2. You should have had her put her phone away at dinner.

3. You shouldn't have tried to have a rational conversation with a 13 year old at 10 pm. The way you approached her was very confrontational and asking to get the outcome you got. Basically you were embarrassed by her behavior at dinner and because you didn't deal with it appropriately at the time you went into over drive and wanted to show her who was boss.

4. I think you've overreacted with the punishment that's going to get you nowhere fast.

5. It's pretty clear something is going on with her. Good luck figuring it out now that you've created a power struggle.
Anonymous
What do you mean "I had to physically take the phone from her"?
Anonymous
Cancel the phone plan, really she is 13 and is a monster. Phones are not some right as a young teen.
Anonymous
To be fair to her, sounds like you were pretty aggressive about it and the "I had to physically take it from her" sounds vaguely threatening and like it might have gotten violent.

If she is hysterically crying that is a major clue that you did something seriously wrong.
Anonymous
Anonymous wrote:To be fair to her, sounds like you were pretty aggressive about it and the "I had to physically take it from her" sounds vaguely threatening and like it might have gotten violent.

If she is hysterically crying that is a major clue that you did something seriously wrong.


What???? She hates having her phone taken away means Mom is wrong????????
Anonymous
She was talking to her boyfriend and you are annoying her. She does not want you going through her text messages.
Anonymous
Anonymous wrote:
Anonymous wrote:To be fair to her, sounds like you were pretty aggressive about it and the "I had to physically take it from her" sounds vaguely threatening and like it might have gotten violent.

If she is hysterically crying that is a major clue that you did something seriously wrong.


What???? She hates having her phone taken away means Mom is wrong????????


Because she's hysterically upset, duh?
Anonymous
Anonymous wrote:
Anonymous wrote:
Anonymous wrote:To be fair to her, sounds like you were pretty aggressive about it and the "I had to physically take it from her" sounds vaguely threatening and like it might have gotten violent.

If she is hysterically crying that is a major clue that you did something seriously wrong.


What???? She hates having her phone taken away means Mom is wrong????????


Because she's hysterically upset, duh?


Really, this is so confusing to me. Teen has hissy fit over losing phone that MOM PAYS FOR and somehow Mom needs to coddle teen??? No Teen that is not driving needs a phone.
Anonymous
Anonymous wrote:
Anonymous wrote:
Anonymous wrote:To be fair to her, sounds like you were pretty aggressive about it and the "I had to physically take it from her" sounds vaguely threatening and like it might have gotten violent.

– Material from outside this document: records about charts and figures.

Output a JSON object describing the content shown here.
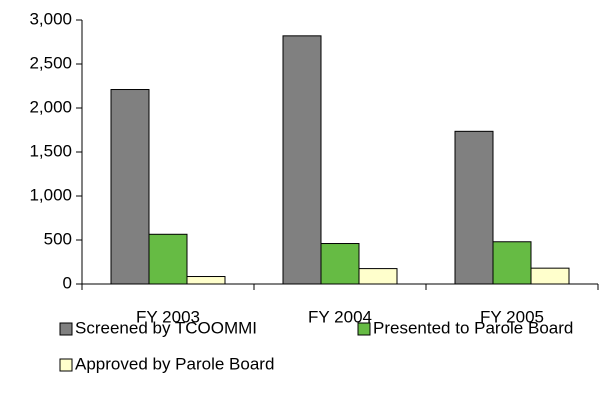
{
  "chart_data": {
    "type": "bar",
    "categories": [
      "FY 2003",
      "FY 2004",
      "FY 2005"
    ],
    "series": [
      {
        "name": "Screened by TCOOMMI",
        "color": "#808080",
        "values": [
          2210,
          2820,
          1735
        ]
      },
      {
        "name": "Presented to Parole Board",
        "color": "#66bb44",
        "values": [
          565,
          460,
          480
        ]
      },
      {
        "name": "Approved by Parole Board",
        "color": "#ffffcc",
        "values": [
          85,
          175,
          180
        ]
      }
    ],
    "ylim": [
      0,
      3000
    ],
    "yticks": [
      0,
      500,
      {
        "value": 1000,
        "label": "1,000"
      },
      {
        "value": 1500,
        "label": "1,500"
      },
      {
        "value": 2000,
        "label": "2,000"
      },
      {
        "value": 2500,
        "label": "2,500"
      },
      {
        "value": 3000,
        "label": "3,000"
      }
    ],
    "grid": false,
    "legend": "bottom"
  }
}
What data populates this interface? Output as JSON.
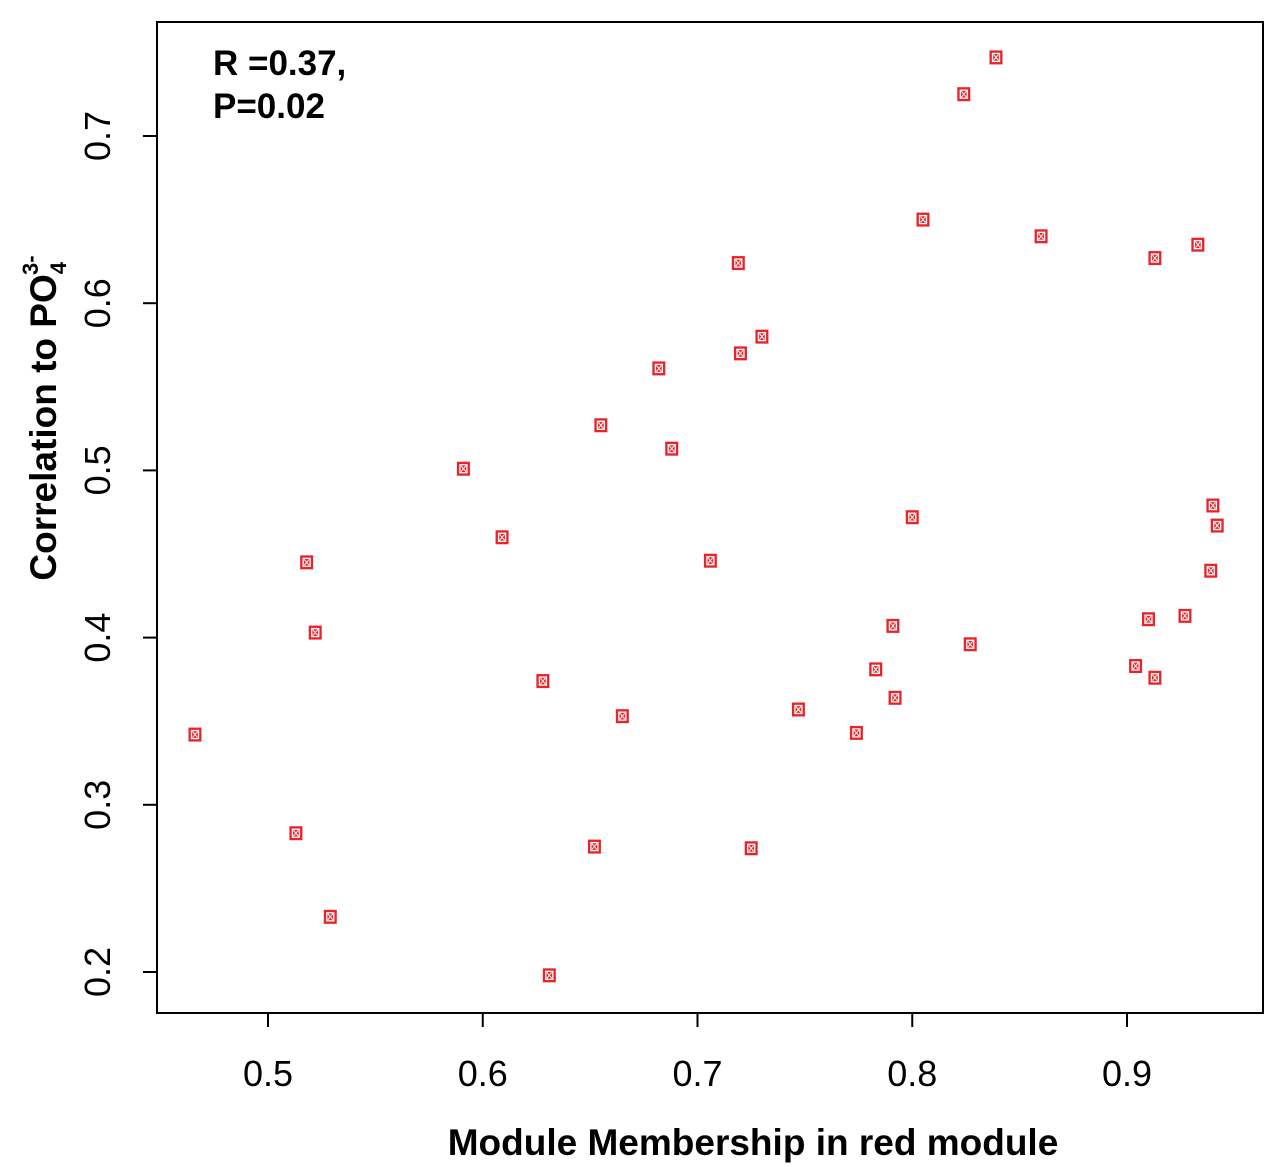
{
  "chart_data": {
    "type": "scatter",
    "xlabel": "Module Membership in red module",
    "ylabel": {
      "main": "Correlation to PO",
      "subscript": "4",
      "superscript": "3-"
    },
    "annotation": [
      "R =0.37,",
      "P=0.02"
    ],
    "xlim": [
      0.45,
      0.945
    ],
    "ylim": [
      0.18,
      0.755
    ],
    "xticks": [
      0.5,
      0.6,
      0.7,
      0.8,
      0.9
    ],
    "yticks": [
      0.2,
      0.3,
      0.4,
      0.5,
      0.6,
      0.7
    ],
    "xtick_labels": [
      "0.5",
      "0.6",
      "0.7",
      "0.8",
      "0.9"
    ],
    "ytick_labels": [
      "0.2",
      "0.3",
      "0.4",
      "0.5",
      "0.6",
      "0.7"
    ],
    "grid": false,
    "marker_color": "#e8232a",
    "points": [
      {
        "x": 0.466,
        "y": 0.342
      },
      {
        "x": 0.513,
        "y": 0.283
      },
      {
        "x": 0.518,
        "y": 0.445
      },
      {
        "x": 0.522,
        "y": 0.403
      },
      {
        "x": 0.529,
        "y": 0.233
      },
      {
        "x": 0.591,
        "y": 0.501
      },
      {
        "x": 0.609,
        "y": 0.46
      },
      {
        "x": 0.628,
        "y": 0.374
      },
      {
        "x": 0.631,
        "y": 0.198
      },
      {
        "x": 0.652,
        "y": 0.275
      },
      {
        "x": 0.655,
        "y": 0.527
      },
      {
        "x": 0.665,
        "y": 0.353
      },
      {
        "x": 0.682,
        "y": 0.561
      },
      {
        "x": 0.688,
        "y": 0.513
      },
      {
        "x": 0.706,
        "y": 0.446
      },
      {
        "x": 0.719,
        "y": 0.624
      },
      {
        "x": 0.72,
        "y": 0.57
      },
      {
        "x": 0.725,
        "y": 0.274
      },
      {
        "x": 0.73,
        "y": 0.58
      },
      {
        "x": 0.747,
        "y": 0.357
      },
      {
        "x": 0.774,
        "y": 0.343
      },
      {
        "x": 0.783,
        "y": 0.381
      },
      {
        "x": 0.791,
        "y": 0.407
      },
      {
        "x": 0.792,
        "y": 0.364
      },
      {
        "x": 0.8,
        "y": 0.472
      },
      {
        "x": 0.805,
        "y": 0.65
      },
      {
        "x": 0.824,
        "y": 0.725
      },
      {
        "x": 0.827,
        "y": 0.396
      },
      {
        "x": 0.839,
        "y": 0.747
      },
      {
        "x": 0.86,
        "y": 0.64
      },
      {
        "x": 0.904,
        "y": 0.383
      },
      {
        "x": 0.91,
        "y": 0.411
      },
      {
        "x": 0.913,
        "y": 0.627
      },
      {
        "x": 0.913,
        "y": 0.376
      },
      {
        "x": 0.927,
        "y": 0.413
      },
      {
        "x": 0.933,
        "y": 0.635
      },
      {
        "x": 0.939,
        "y": 0.44
      },
      {
        "x": 0.94,
        "y": 0.479
      },
      {
        "x": 0.942,
        "y": 0.467
      }
    ]
  }
}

If she is hysterically crying that is a major clue that you did something seriously wrong.


What???? She hates having her phone taken away means Mom is wrong????????


Because she's hysterically upset, duh?


Some teens get hysterical as a matter of course, others only when there's something serious going on. Only OP knows which one she has, and make decisions accordingly. I agree with the others that the teen should have known not to use the phone like this, and this is a parenting fail from the beginning.
Anonymous
Anonymous wrote:What do you mean "I had to physically take the phone from her"?


+1
Anonymous
Anonymous wrote:To be fair to her, sounds like you were pretty aggressive about it and the "I had to physically take it from her" sounds vaguely threatening and like it might have gotten violent.

If she is hysterically crying that is a major clue that you did something seriously wrong.


Says the mom of a sweet toddler.

If she is crying hysterically over being told to.put down her phone it means she is a 13 year old used to getting her own way who got called out for being a brat.
Anonymous
I would have told her BEFORE WE SAT AT THE TABLE to put it down.